El 6 de agosto de 2005, Hiroshima conmemoró el 60o aniversario del primer bombardeo atómico. Ese día, la Soka Gakkai de Hiroshima llevó a cabo un servicio conmemorativo especial en un solemne tributo a las víctimas de la bomba atómica y de todas las guerras en el mundo. Esta ceremonia se realizó en el Auditorio Conmemorativo Ikeda para la Paz de la Soka Gakkai de Hiroshima.
Los sobrevivientes de la bomba atómica tienen, en promedio, 73 años, y sus esfuerzos por transmitir sus testimonios personales de la guerra a las generaciones futuras se han transformado en una cuestión apremiante. Los jóvenes, quienes tienen la importante misión de suceder el legado de sus padres y abuelos, y de perpetuarlo a las posterodad, se unieron a los que subsistieron a la bomba atómica y a quienes perdieron a sus seres queridos en el conflicto armado para orar por el descanso de los muertos en guerra y para comprometerse a luchar contra la guerra en bien de la paz y la felicidad de todas las personas.
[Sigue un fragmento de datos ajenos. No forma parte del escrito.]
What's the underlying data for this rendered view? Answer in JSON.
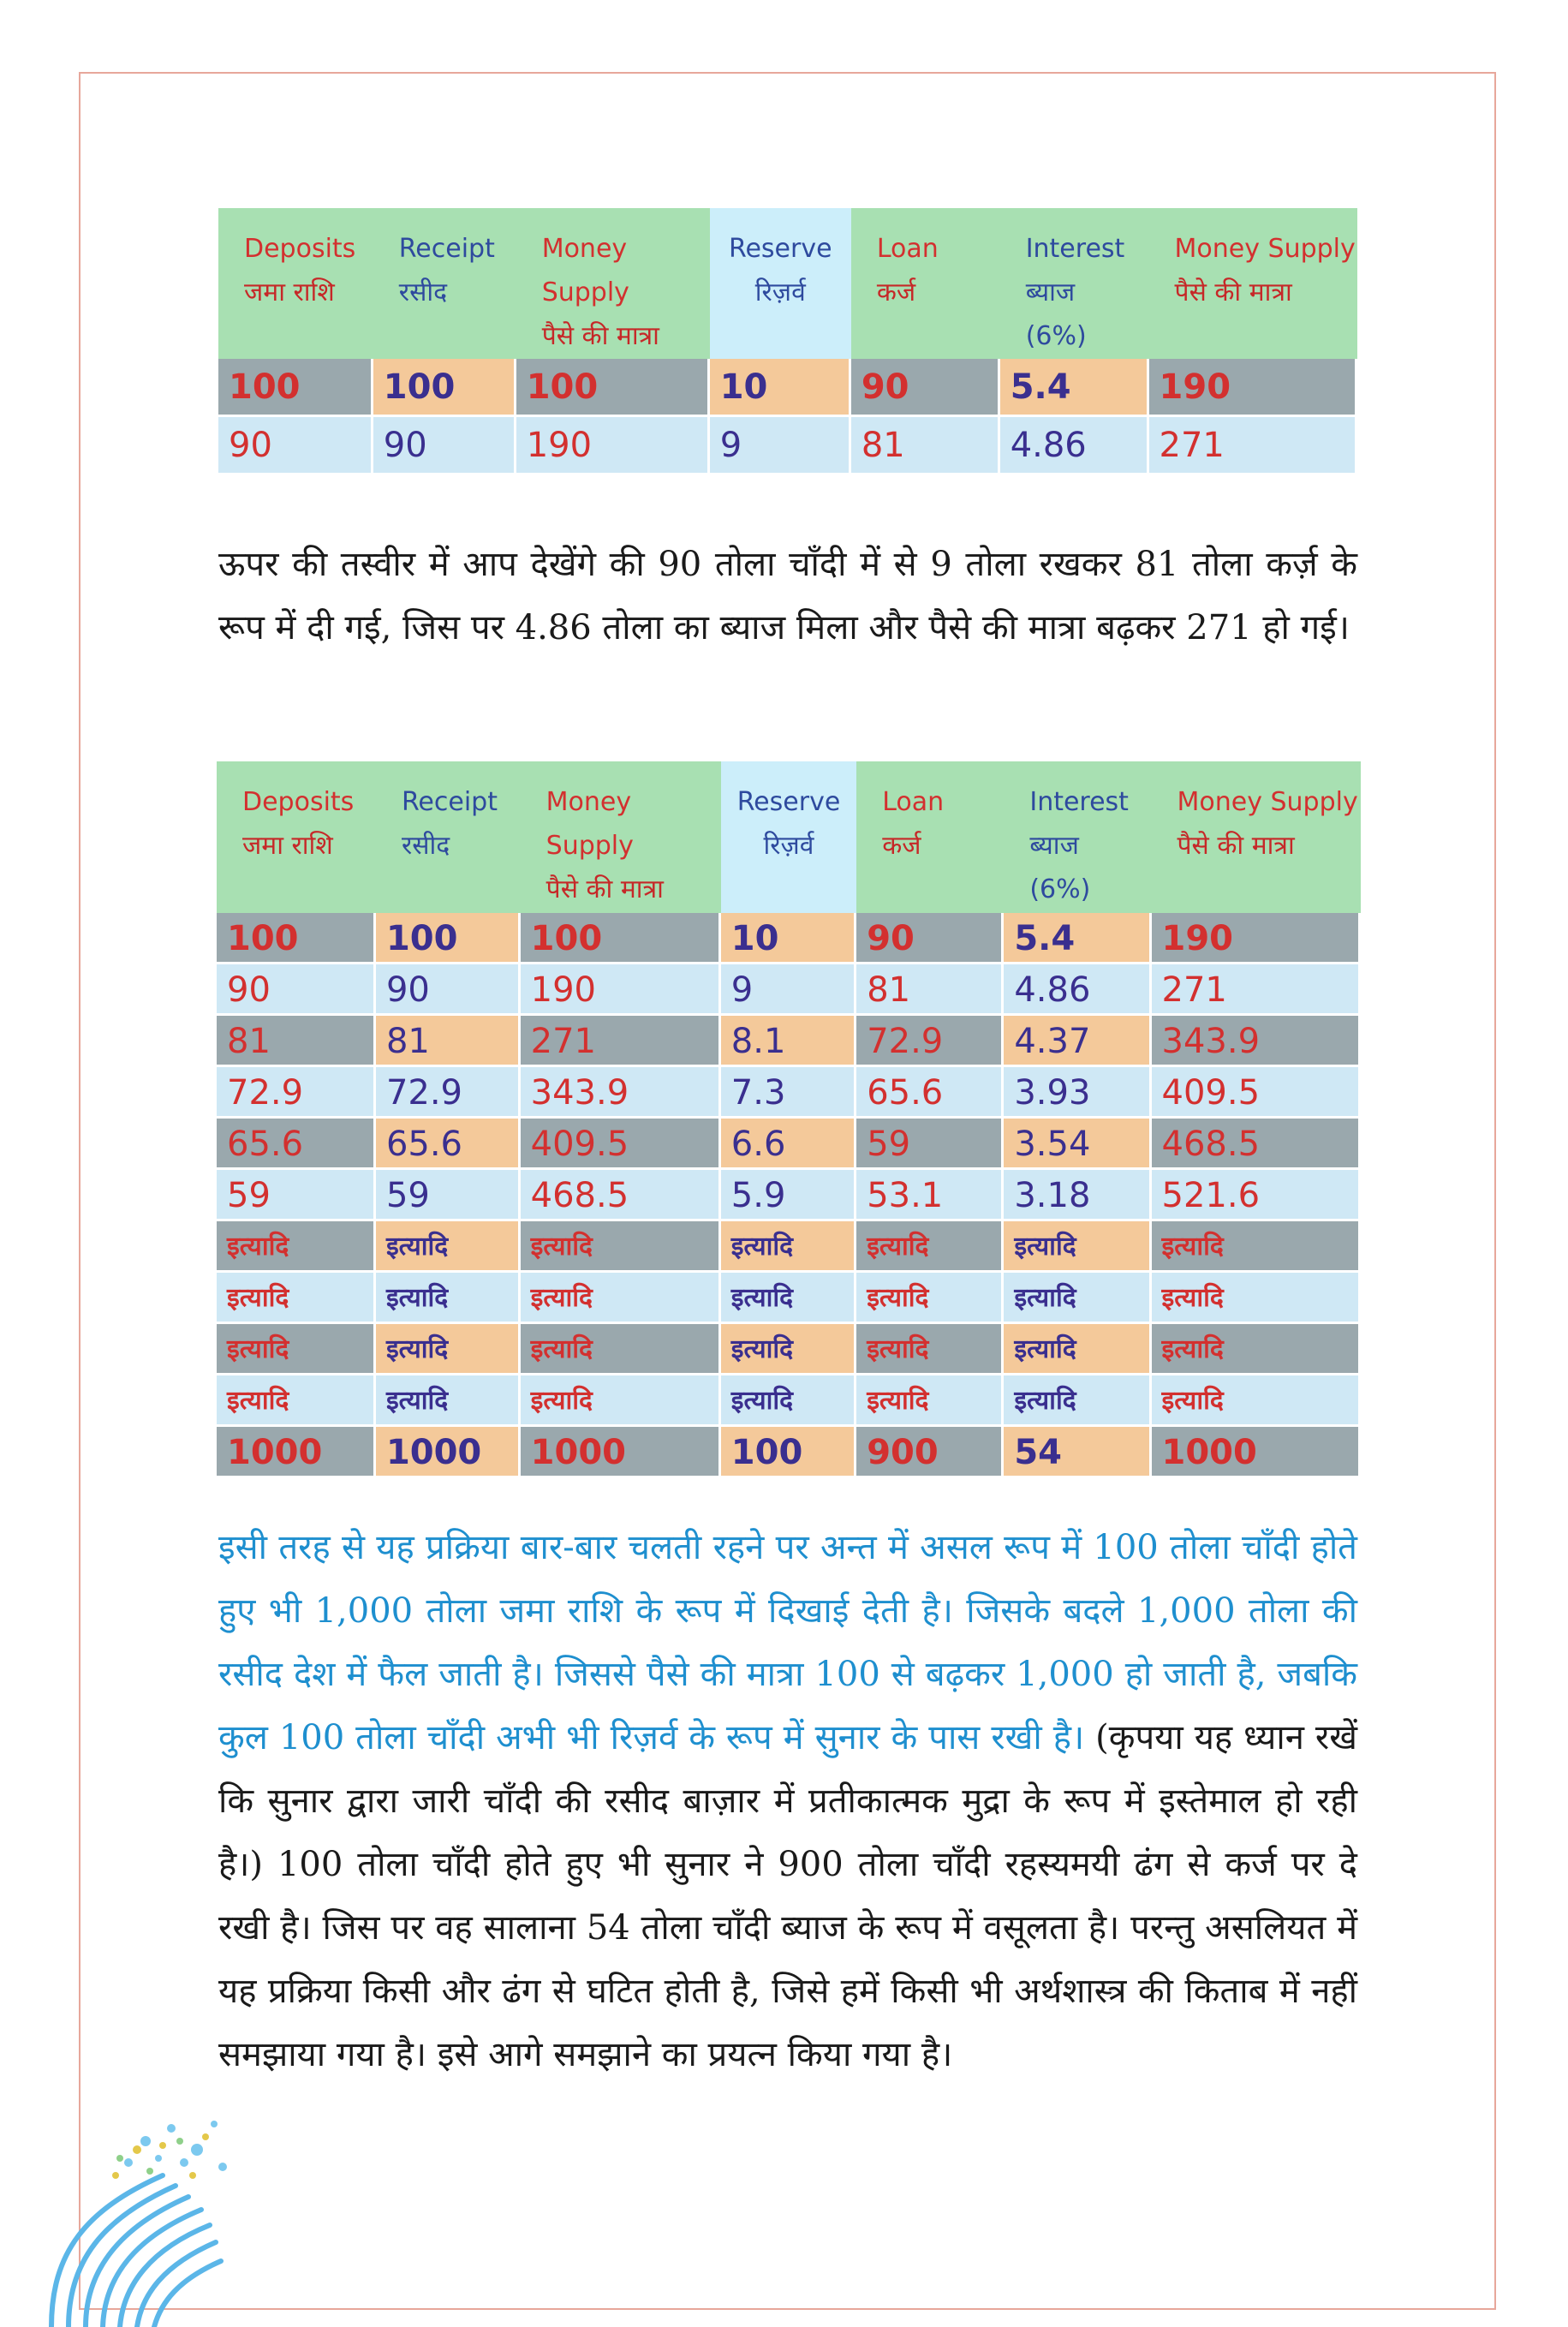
{
  "columns": [
    {
      "en": "Deposits",
      "hi": "जमा राशि",
      "sub": "",
      "en_color": "#d3302f",
      "hi_color": "#c62828"
    },
    {
      "en": "Receipt",
      "hi": "रसीद",
      "sub": "",
      "en_color": "#2e4a9e",
      "hi_color": "#2e4a9e"
    },
    {
      "en": "Money Supply",
      "hi": "पैसे की मात्रा",
      "sub": "",
      "en_color": "#d3302f",
      "hi_color": "#c62828"
    },
    {
      "en": "Reserve",
      "hi": "रिज़र्व",
      "sub": "",
      "en_color": "#2e4a9e",
      "hi_color": "#2e4a9e"
    },
    {
      "en": "Loan",
      "hi": "कर्ज",
      "sub": "",
      "en_color": "#d3302f",
      "hi_color": "#c62828"
    },
    {
      "en": "Interest",
      "hi": "ब्याज",
      "sub": "(6%)",
      "en_color": "#2e4a9e",
      "hi_color": "#2e4a9e"
    },
    {
      "en": "Money Supply",
      "hi": "पैसे की मात्रा",
      "sub": "",
      "en_color": "#d3302f",
      "hi_color": "#c62828"
    }
  ],
  "table1": {
    "rows": [
      [
        "100",
        "100",
        "100",
        "10",
        "90",
        "5.4",
        "190"
      ],
      [
        "90",
        "90",
        "190",
        "9",
        "81",
        "4.86",
        "271"
      ]
    ]
  },
  "paragraph1": "ऊपर की तस्वीर में आप देखेंगे की 90 तोला चाँदी में से 9 तोला रखकर 81 तोला कर्ज़ के रूप में दी गई, जिस पर 4.86 तोला का ब्याज मिला और पैसे की मात्रा बढ़कर 271 हो गई।",
  "table2": {
    "rows": [
      [
        "100",
        "100",
        "100",
        "10",
        "90",
        "5.4",
        "190"
      ],
      [
        "90",
        "90",
        "190",
        "9",
        "81",
        "4.86",
        "271"
      ],
      [
        "81",
        "81",
        "271",
        "8.1",
        "72.9",
        "4.37",
        "343.9"
      ],
      [
        "72.9",
        "72.9",
        "343.9",
        "7.3",
        "65.6",
        "3.93",
        "409.5"
      ],
      [
        "65.6",
        "65.6",
        "409.5",
        "6.6",
        "59",
        "3.54",
        "468.5"
      ],
      [
        "59",
        "59",
        "468.5",
        "5.9",
        "53.1",
        "3.18",
        "521.6"
      ],
      [
        "इत्यादि",
        "इत्यादि",
        "इत्यादि",
        "इत्यादि",
        "इत्यादि",
        "इत्यादि",
        "इत्यादि"
      ],
      [
        "इत्यादि",
        "इत्यादि",
        "इत्यादि",
        "इत्यादि",
        "इत्यादि",
        "इत्यादि",
        "इत्यादि"
      ],
      [
        "इत्यादि",
        "इत्यादि",
        "इत्यादि",
        "इत्यादि",
        "इत्यादि",
        "इत्यादि",
        "इत्यादि"
      ],
      [
        "इत्यादि",
        "इत्यादि",
        "इत्यादि",
        "इत्यादि",
        "इत्यादि",
        "इत्यादि",
        "इत्यादि"
      ],
      [
        "1000",
        "1000",
        "1000",
        "100",
        "900",
        "54",
        "1000"
      ]
    ]
  },
  "paragraph2_blue": "इसी तरह से यह प्रक्रिया बार-बार चलती रहने पर अन्त में असल रूप में 100 तोला चाँदी होते हुए भी 1,000 तोला जमा राशि के रूप में दिखाई देती है। जिसके बदले 1,000 तोला की रसीद देश में फैल जाती है। जिससे पैसे की मात्रा 100 से बढ़कर 1,000 हो जाती है, जबकि कुल 100 तोला चाँदी अभी भी रिज़र्व के रूप में सुनार के पास रखी है।",
  "paragraph2_dark": " (कृपया यह ध्यान रखें कि सुनार द्वारा जारी चाँदी की रसीद बाज़ार में प्रतीकात्मक मुद्रा के रूप में इस्तेमाल हो रही है।) 100 तोला चाँदी होते हुए भी सुनार ने 900 तोला चाँदी रहस्यमयी ढंग से कर्ज पर दे रखी है। जिस पर वह सालाना 54 तोला चाँदी ब्याज के रूप में वसूलता है। परन्तु असलियत में यह प्रक्रिया किसी और ढंग से घटित होती है, जिसे हमें किसी भी अर्थशास्त्र की किताब में नहीं समझाया गया है। इसे आगे समझाने का प्रयत्न किया गया है।",
  "colors": {
    "header_bg": "#a8e0b2",
    "reserve_header_bg": "#cceefa",
    "row_gray": "#9aa8ad",
    "row_light": "#cfe8f5",
    "col_orange": "#f4c99a",
    "text_red": "#d3302f",
    "text_blue": "#3a2f8f",
    "para_blue": "#1e8fcf"
  }
}
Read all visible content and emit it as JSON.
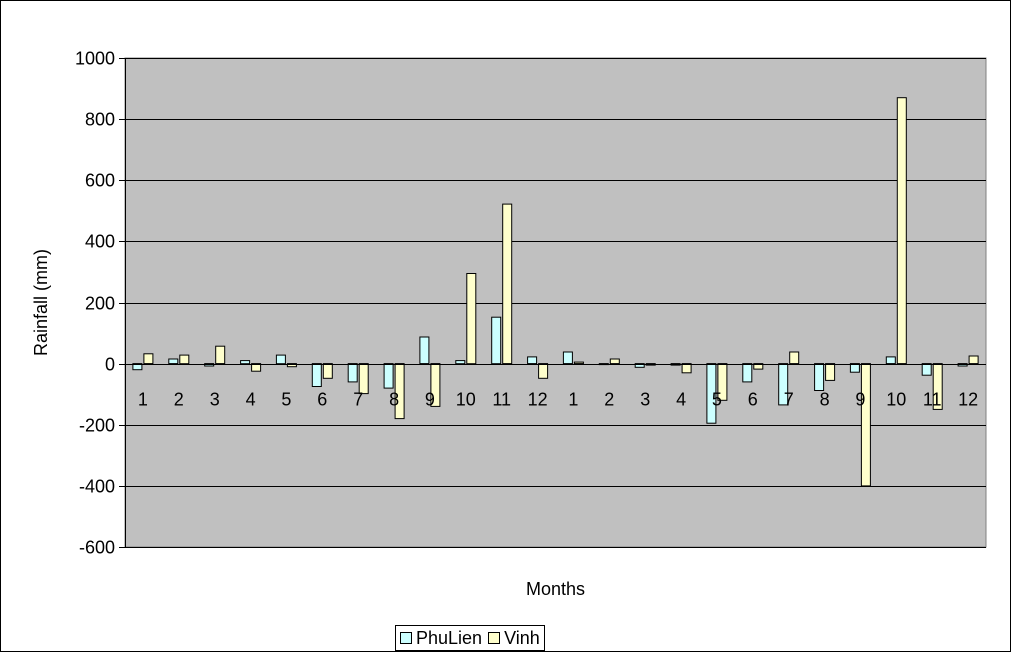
{
  "chart_data": {
    "type": "bar",
    "title": "",
    "xlabel": "Months",
    "ylabel": "Rainfall (mm)",
    "ylim": [
      -600,
      1000
    ],
    "yticks": [
      1000,
      800,
      600,
      400,
      200,
      0,
      -200,
      -400,
      -600
    ],
    "grid": true,
    "legend_position": "bottom",
    "categories": [
      "1",
      "2",
      "3",
      "4",
      "5",
      "6",
      "7",
      "8",
      "9",
      "10",
      "11",
      "12",
      "1",
      "2",
      "3",
      "4",
      "5",
      "6",
      "7",
      "8",
      "9",
      "10",
      "11",
      "12"
    ],
    "series": [
      {
        "name": "PhuLien",
        "color": "#ccffff",
        "values": [
          -20,
          15,
          -8,
          10,
          28,
          -75,
          -60,
          -80,
          87,
          10,
          152,
          22,
          38,
          0,
          -12,
          -5,
          -195,
          -60,
          -135,
          -88,
          -28,
          22,
          -38,
          -8
        ]
      },
      {
        "name": "Vinh",
        "color": "#ffffcc",
        "values": [
          32,
          28,
          57,
          -25,
          -10,
          -48,
          -98,
          -180,
          -140,
          295,
          522,
          -48,
          5,
          15,
          -5,
          -30,
          -120,
          -18,
          38,
          -55,
          -400,
          870,
          -150,
          25
        ]
      }
    ]
  },
  "style": {
    "plot_background": "#c0c0c0",
    "grid_color": "#000000",
    "bar_border": "#000000"
  }
}
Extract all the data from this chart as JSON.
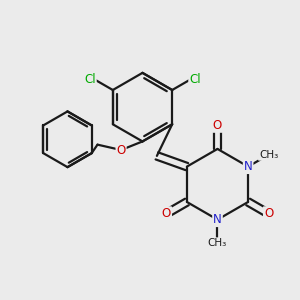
{
  "background_color": "#ebebeb",
  "bond_color": "#1a1a1a",
  "atom_colors": {
    "N": "#2222cc",
    "O": "#cc0000",
    "Cl": "#00aa00"
  },
  "figsize": [
    3.0,
    3.0
  ],
  "dpi": 100
}
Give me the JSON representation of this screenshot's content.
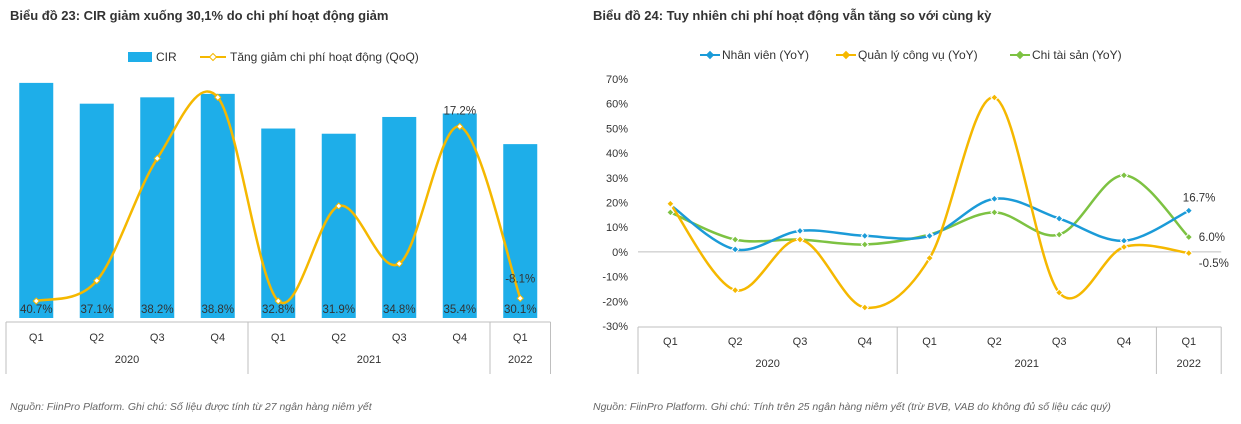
{
  "left": {
    "title": "Biểu đồ 23: CIR giảm xuống 30,1% do chi phí hoạt động giảm",
    "source": "Nguồn: FiinPro Platform. Ghi chú: Số liệu được tính từ 27 ngân hàng niêm yết",
    "colors": {
      "bar": "#1eaee9",
      "line": "#f5b800"
    }
  },
  "right": {
    "title": "Biểu đồ 24: Tuy nhiên chi phí hoạt động vẫn tăng so với cùng kỳ",
    "source": "Nguồn: FiinPro Platform. Ghi chú: Tính trên 25 ngân hàng niêm yết (trừ BVB, VAB do không đủ số liệu các quý)",
    "colors": {
      "nhan_vien": "#1b9bd8",
      "quan_ly": "#f5b800",
      "tai_san": "#7dc242"
    }
  },
  "chart_data": [
    {
      "type": "bar",
      "title": "Biểu đồ 23: CIR giảm xuống 30,1% do chi phí hoạt động giảm",
      "categories": [
        "Q1",
        "Q2",
        "Q3",
        "Q4",
        "Q1",
        "Q2",
        "Q3",
        "Q4",
        "Q1"
      ],
      "groups": [
        {
          "label": "2020",
          "count": 4
        },
        {
          "label": "2021",
          "count": 4
        },
        {
          "label": "2022",
          "count": 1
        }
      ],
      "legend": [
        "CIR",
        "Tăng giảm chi phí hoạt động (QoQ)"
      ],
      "legend_position": "top",
      "series": [
        {
          "name": "CIR",
          "kind": "bar",
          "axis": "left",
          "values": [
            40.7,
            37.1,
            38.2,
            38.8,
            32.8,
            31.9,
            34.8,
            35.4,
            30.1
          ],
          "labels": [
            "40.7%",
            "37.1%",
            "38.2%",
            "38.8%",
            "32.8%",
            "31.9%",
            "34.8%",
            "35.4%",
            "30.1%"
          ]
        },
        {
          "name": "Tăng giảm chi phí hoạt động (QoQ)",
          "kind": "line",
          "axis": "right",
          "smooth": true,
          "values": [
            -8.5,
            -5.5,
            12.5,
            21.5,
            -8.5,
            5.5,
            -3.0,
            17.2,
            -8.1
          ],
          "labels": [
            "",
            "",
            "",
            "",
            "",
            "",
            "",
            "17.2%",
            "-8.1%"
          ]
        }
      ],
      "ylim_left": [
        0,
        42
      ],
      "ylim_right": [
        -11,
        27
      ],
      "axes_visible": false,
      "grid": false
    },
    {
      "type": "line",
      "title": "Biểu đồ 24: Tuy nhiên chi phí hoạt động vẫn tăng so với cùng kỳ",
      "categories": [
        "Q1",
        "Q2",
        "Q3",
        "Q4",
        "Q1",
        "Q2",
        "Q3",
        "Q4",
        "Q1"
      ],
      "groups": [
        {
          "label": "2020",
          "count": 4
        },
        {
          "label": "2021",
          "count": 4
        },
        {
          "label": "2022",
          "count": 1
        }
      ],
      "legend": [
        "Nhân viên (YoY)",
        "Quản lý công vụ (YoY)",
        "Chi tài sản (YoY)"
      ],
      "legend_position": "top",
      "yticks": [
        "70%",
        "60%",
        "50%",
        "40%",
        "30%",
        "20%",
        "10%",
        "0%",
        "-10%",
        "-20%",
        "-30%"
      ],
      "ylim": [
        -30,
        70
      ],
      "grid": false,
      "series": [
        {
          "name": "Nhân viên (YoY)",
          "smooth": true,
          "values": [
            19.0,
            1.0,
            8.5,
            6.5,
            6.5,
            21.5,
            13.5,
            4.5,
            16.7
          ],
          "last_label": "16.7%"
        },
        {
          "name": "Quản lý công vụ (YoY)",
          "smooth": true,
          "values": [
            19.5,
            -15.5,
            5.0,
            -22.5,
            -2.5,
            62.5,
            -16.5,
            2.0,
            -0.5
          ],
          "last_label": "-0.5%"
        },
        {
          "name": "Chi tài sản (YoY)",
          "smooth": true,
          "values": [
            16.0,
            5.0,
            5.0,
            3.0,
            7.0,
            16.0,
            7.0,
            31.0,
            6.0
          ],
          "last_label": "6.0%"
        }
      ]
    }
  ]
}
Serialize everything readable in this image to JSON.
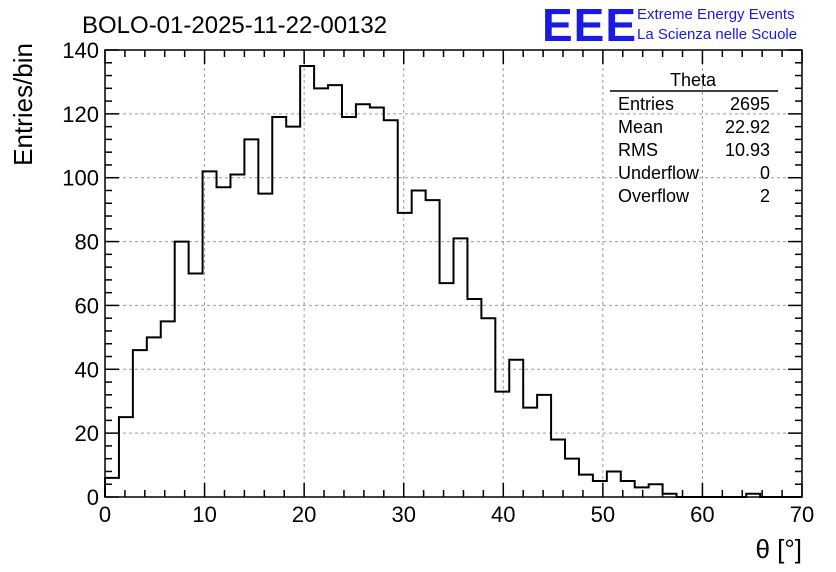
{
  "title": "BOLO-01-2025-11-22-00132",
  "logo": {
    "mark": "EEE",
    "line1": "Extreme Energy Events",
    "line2": "La Scienza nelle Scuole",
    "color": "#1a1ae6"
  },
  "stats": {
    "name": "Theta",
    "rows": [
      {
        "label": "Entries",
        "value": "2695"
      },
      {
        "label": "Mean",
        "value": "22.92"
      },
      {
        "label": "RMS",
        "value": "10.93"
      },
      {
        "label": "Underflow",
        "value": "0"
      },
      {
        "label": "Overflow",
        "value": "2"
      }
    ]
  },
  "chart_data": {
    "type": "bar",
    "style": "step-histogram",
    "xlabel": "θ [°]",
    "ylabel": "Entries/bin",
    "xlim": [
      0,
      70
    ],
    "ylim": [
      0,
      140
    ],
    "bin_width": 1.4,
    "x_ticks": [
      0,
      10,
      20,
      30,
      40,
      50,
      60,
      70
    ],
    "y_ticks": [
      0,
      20,
      40,
      60,
      80,
      100,
      120,
      140
    ],
    "grid": true,
    "values": [
      6,
      25,
      46,
      50,
      55,
      80,
      70,
      102,
      97,
      101,
      112,
      95,
      119,
      116,
      135,
      128,
      129,
      119,
      123,
      122,
      118,
      89,
      96,
      93,
      67,
      81,
      62,
      56,
      33,
      43,
      28,
      32,
      18,
      12,
      7,
      5,
      8,
      5,
      3,
      4,
      1,
      0,
      0,
      0,
      0,
      0,
      1,
      0,
      0,
      0
    ]
  }
}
El 8 de septiembre de 1957, el segundo presidente de la Soka Gakkai, Josei Toda, realizó una enérgica apelación, en el Estadio Mitsuzawa, de Yokohama, para abolir las armas nucleares, frente a varios miles de jóvenes. Allí, manifestó que el uso de esas armas para fines criminales y diabólicos constituye una aberrante violación al derecho fundamental de la humanidad: el derecho a la vida. Dijo que su creación reflejaba la oscuridad fundamental innata en las personas, y que la lucha contra este mal era el espíritu esencial de la justicia, así como la misión de los jóvenes. Su declaración llegó a ser la base espiritual del legado de paz sucedido por los jóvenes de la Soka Gakkai.
Después de la presentación del Coro Infantil Wakatake y de la lectura de fragmentos de un ensayo especial del presidente de la SGI, Daisaku Ikeda, donde reflexionaba sobre la guerra 60 años después, una víctima de la bomba atómica contó su vivencia. Kwak Bok-Soon, una coreana residente en el Japón, se encontraba a 900 metros del epicentro de la bomba, cuando ésta fue arrojada. Compartió su experiencia sobre las terribles escenas que han quedado grabadas en su mente, y sobre cómo superó la doble discriminación de ser coreana y víctima de la bomba atómica. Los jóvenes que escucharon su historia quedaron conmovidos y juraron trabajar en bien de la paz.
El 6 de agosto, llegó a 100.000 la cantidad de visitantes de la exposición Elige la vida: Arnold Toynbee y Daisaku Ikeda, que presenta los diálogos entre el renombrado y ya fallecido historiador británico doctor Arnold Toynbee (1889-1975) y el presidente de la SGI, Daisaku Ikeda. Esta exposición está abierta al público en el Auditorio Conmemorativo Ikeda para la Paz de la Soka Gakkai de Hiroshima, ciudad de Hiroshima, desde el 23 de julio.